それにしても、世界人口は80億人であるが、そのうち10%の8億人はまったく文字の読み書きができない。そしてまた、現状においても人類の半数はスマホもパソコンも持っていない、という事実をよく考えてみる必要はあるだろう。経済格差と貧困は、いまだ解決されない問題だからである。

産業タイムズ社 代表取締役会長 泉谷 渉

編集注
1 .ギャラクシーに限らず、AppleのiPhoneやGoogleのPixelスマホなどでもAI機能が載っている。AIと気づかず便利な機能として使われている用途が多い。プロセッサとなるSoCにはAI専用回路を集積する傾向が強まっている。知らないうちにAIが入り込んでくることになりそうだ。

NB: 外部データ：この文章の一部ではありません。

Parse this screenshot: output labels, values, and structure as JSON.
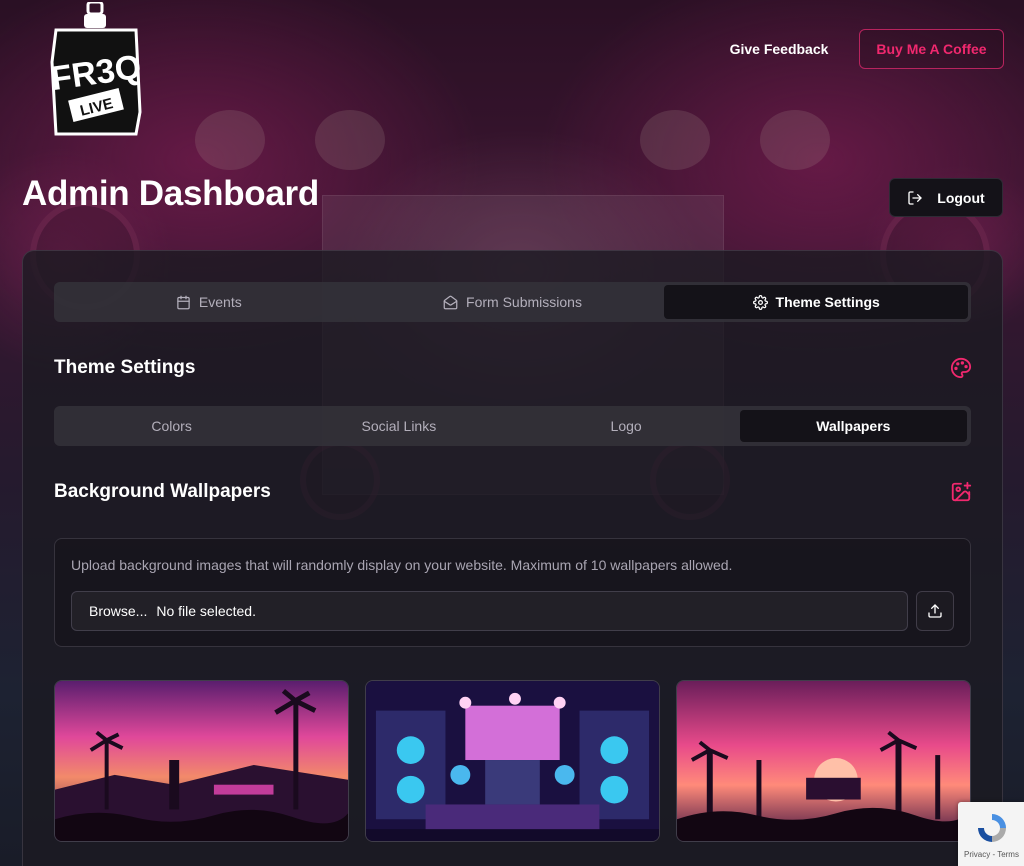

2. Intelの最新PC用プロセッサ「Core Ultra」には生成AIをオフラインで使えるほどの能力の高いAI専用プロセッサ回路が集積されている。Intel社は昨年末の発表会で絵画を出力する生成AIをオフラインでデモしている。
3. 新製品のスマホとパソコンの市場は飽和してきているが、IDCによると代わって中古市場が拡大し続けている。これはクルマと同様の傾向を示している。加えて、システム内のコンテンツ(半導体などの技術)に新製品の半導体が次々と採用されている。